サクセンダ
(サクセンダ)
Saxenda
デンマークNovo Nordisk社のリラグルチド製剤の肥満治療向け高用量版(3.0mg)。海外では肥満症適応で承認されているが、日本では未承認のため自費診療での使用となる毎日自己注射型GLP-1製剤。
サクセンダとは
サクセンダ(Saxenda)は、デンマークNovo Nordisk社が開発したリラグルチド製剤の肥満治療向け高用量版(3.0mg)です。同社の糖尿病薬「ビクトーザ」(リラグルチド1.8mg)を肥満症適応で増量した位置づけで、海外では肥満症適応として承認されている一方、日本では未承認のため自費診療での処方になります。
毎日1回の自己皮下注射で、専用ペン型注射器(フレックスペン)で投与します。GLP-1ダイエットの中では古参の選択肢で、症例数と知見の蓄積が豊富です。
仕組み・特徴
リラグルチドはGLP-1受容体に選択的に結合し、脳の満腹中枢への刺激と胃排出遅延作用で食欲を抑えます。半減期が約13時間と短いため毎日の投与が必要で、用量は0.6mgから段階的に増量し維持量3.0mgに到達するプロトコルが標準です。

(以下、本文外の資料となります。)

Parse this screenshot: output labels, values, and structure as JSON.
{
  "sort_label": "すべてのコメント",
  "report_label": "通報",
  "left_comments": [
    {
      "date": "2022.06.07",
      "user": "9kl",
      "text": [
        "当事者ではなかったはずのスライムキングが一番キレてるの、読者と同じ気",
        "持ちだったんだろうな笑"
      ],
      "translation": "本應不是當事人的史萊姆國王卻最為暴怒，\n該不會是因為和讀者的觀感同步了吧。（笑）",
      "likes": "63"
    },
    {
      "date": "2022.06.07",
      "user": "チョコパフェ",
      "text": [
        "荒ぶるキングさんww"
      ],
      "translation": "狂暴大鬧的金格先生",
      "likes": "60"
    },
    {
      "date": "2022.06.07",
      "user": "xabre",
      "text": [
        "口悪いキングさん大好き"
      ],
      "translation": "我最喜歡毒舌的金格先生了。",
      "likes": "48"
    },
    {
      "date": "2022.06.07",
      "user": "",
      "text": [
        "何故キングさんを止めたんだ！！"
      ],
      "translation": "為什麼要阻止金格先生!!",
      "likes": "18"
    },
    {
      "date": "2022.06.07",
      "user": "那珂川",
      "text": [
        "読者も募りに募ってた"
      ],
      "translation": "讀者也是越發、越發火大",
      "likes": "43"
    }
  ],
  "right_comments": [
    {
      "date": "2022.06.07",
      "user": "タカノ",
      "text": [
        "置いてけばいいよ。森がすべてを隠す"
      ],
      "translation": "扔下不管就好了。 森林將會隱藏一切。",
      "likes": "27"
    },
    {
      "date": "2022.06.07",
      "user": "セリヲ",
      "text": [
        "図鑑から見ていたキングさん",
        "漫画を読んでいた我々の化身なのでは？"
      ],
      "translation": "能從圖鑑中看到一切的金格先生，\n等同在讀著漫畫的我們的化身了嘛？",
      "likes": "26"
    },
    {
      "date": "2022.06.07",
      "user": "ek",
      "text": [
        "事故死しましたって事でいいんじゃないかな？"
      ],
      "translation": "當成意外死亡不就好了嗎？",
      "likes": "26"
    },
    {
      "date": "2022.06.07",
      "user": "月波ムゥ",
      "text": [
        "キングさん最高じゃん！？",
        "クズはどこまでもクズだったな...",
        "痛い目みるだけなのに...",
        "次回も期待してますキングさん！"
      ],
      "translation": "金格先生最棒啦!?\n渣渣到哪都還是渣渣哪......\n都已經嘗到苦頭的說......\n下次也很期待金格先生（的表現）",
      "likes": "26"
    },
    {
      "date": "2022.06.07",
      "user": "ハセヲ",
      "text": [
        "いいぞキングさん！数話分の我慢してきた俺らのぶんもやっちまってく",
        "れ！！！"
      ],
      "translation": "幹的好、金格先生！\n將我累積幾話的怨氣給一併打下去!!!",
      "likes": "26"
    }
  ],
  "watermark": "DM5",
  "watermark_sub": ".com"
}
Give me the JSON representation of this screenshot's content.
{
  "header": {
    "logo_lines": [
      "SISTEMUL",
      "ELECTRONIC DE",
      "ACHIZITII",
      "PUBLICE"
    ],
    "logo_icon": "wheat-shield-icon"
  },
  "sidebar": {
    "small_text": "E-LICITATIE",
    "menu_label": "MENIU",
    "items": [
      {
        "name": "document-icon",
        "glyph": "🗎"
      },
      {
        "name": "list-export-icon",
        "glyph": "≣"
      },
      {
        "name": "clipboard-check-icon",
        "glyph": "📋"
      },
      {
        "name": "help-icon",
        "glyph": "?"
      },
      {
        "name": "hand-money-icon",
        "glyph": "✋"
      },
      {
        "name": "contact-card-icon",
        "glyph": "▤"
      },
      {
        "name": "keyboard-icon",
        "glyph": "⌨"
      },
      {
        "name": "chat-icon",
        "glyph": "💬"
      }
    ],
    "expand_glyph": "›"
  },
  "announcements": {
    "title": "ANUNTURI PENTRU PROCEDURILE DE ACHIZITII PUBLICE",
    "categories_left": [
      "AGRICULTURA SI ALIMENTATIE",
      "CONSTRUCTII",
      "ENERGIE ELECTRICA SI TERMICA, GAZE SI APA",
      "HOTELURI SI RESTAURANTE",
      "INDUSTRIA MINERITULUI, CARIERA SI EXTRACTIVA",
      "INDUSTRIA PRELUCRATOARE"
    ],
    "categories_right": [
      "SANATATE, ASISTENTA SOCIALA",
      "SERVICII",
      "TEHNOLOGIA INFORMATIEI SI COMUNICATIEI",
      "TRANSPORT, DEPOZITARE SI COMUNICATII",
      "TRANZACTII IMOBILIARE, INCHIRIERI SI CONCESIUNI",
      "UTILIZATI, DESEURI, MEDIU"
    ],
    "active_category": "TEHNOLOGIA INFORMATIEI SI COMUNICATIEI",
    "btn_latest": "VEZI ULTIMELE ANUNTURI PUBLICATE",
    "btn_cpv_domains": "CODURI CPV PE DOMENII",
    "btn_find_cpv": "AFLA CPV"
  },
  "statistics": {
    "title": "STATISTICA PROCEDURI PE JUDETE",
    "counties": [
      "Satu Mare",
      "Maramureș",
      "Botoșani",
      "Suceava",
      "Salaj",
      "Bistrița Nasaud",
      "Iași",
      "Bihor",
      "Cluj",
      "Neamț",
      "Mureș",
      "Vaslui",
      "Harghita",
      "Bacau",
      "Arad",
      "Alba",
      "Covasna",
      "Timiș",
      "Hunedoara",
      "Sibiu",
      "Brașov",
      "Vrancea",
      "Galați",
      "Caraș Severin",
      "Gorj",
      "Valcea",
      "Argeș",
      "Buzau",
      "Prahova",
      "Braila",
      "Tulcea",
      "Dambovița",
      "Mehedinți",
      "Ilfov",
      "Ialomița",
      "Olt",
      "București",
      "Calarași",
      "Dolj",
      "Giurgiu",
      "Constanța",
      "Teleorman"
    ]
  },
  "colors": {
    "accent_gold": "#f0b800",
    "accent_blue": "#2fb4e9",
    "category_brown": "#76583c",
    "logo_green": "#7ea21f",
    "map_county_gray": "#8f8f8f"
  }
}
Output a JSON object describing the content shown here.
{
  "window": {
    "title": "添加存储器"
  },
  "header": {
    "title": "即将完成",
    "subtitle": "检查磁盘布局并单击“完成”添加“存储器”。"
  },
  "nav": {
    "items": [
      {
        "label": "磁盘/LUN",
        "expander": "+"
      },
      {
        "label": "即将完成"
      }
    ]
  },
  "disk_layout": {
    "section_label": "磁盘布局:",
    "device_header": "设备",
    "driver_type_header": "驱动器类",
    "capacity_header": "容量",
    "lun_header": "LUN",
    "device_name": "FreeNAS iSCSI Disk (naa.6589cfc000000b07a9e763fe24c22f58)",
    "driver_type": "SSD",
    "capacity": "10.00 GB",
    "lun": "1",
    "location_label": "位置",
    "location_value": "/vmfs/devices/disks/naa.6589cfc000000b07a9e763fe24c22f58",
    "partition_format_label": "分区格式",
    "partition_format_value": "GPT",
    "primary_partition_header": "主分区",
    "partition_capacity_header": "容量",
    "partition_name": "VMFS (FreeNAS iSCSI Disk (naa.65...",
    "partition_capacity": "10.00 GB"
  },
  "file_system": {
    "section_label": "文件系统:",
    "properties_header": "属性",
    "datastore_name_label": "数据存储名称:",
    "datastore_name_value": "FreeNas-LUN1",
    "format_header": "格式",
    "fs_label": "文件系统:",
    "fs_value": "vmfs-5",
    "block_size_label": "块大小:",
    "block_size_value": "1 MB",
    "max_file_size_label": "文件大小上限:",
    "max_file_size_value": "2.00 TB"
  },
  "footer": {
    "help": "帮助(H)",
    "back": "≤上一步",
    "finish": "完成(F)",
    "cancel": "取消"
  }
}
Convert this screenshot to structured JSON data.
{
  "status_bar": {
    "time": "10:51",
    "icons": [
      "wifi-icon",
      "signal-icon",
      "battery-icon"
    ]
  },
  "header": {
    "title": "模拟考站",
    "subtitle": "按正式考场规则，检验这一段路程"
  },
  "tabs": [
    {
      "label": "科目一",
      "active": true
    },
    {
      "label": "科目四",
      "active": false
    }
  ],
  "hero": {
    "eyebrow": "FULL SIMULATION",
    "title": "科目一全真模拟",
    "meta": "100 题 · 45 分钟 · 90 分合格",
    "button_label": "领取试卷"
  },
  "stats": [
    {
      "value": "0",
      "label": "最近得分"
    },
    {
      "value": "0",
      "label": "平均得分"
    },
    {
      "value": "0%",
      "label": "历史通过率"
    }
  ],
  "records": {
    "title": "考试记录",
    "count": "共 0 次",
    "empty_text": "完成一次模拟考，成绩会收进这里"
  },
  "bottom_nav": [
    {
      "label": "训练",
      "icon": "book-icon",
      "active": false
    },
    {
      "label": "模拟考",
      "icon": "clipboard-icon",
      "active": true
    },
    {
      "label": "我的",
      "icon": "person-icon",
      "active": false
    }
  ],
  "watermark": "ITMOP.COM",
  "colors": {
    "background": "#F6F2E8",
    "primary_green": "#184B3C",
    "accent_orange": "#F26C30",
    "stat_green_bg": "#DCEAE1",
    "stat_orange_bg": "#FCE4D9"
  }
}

- 用量:0.6mg→1.2mg→1.8mg→2.4mg→3.0mgと週単位で増量
- 投与経路:毎日1回の皮下注射(腹部・大腿・上腕)
- 1ペン約2週間分:使用量により変動
- 冷蔵保管:未開封は2〜8℃、開封後は室温で30日
- 日本未承認:自費診療・個人輸入で入手
美容医療での扱われ方
美容クリニックの肥満外来・ダイエット外来で広く処方されており、GLP-1ダイエットの代表的な選択肢です。週1回投与のオゼンピックや経口のリベルサスと比較されることが多く、毎日注射の負担はあるが用量調整がしやすい点が特徴です。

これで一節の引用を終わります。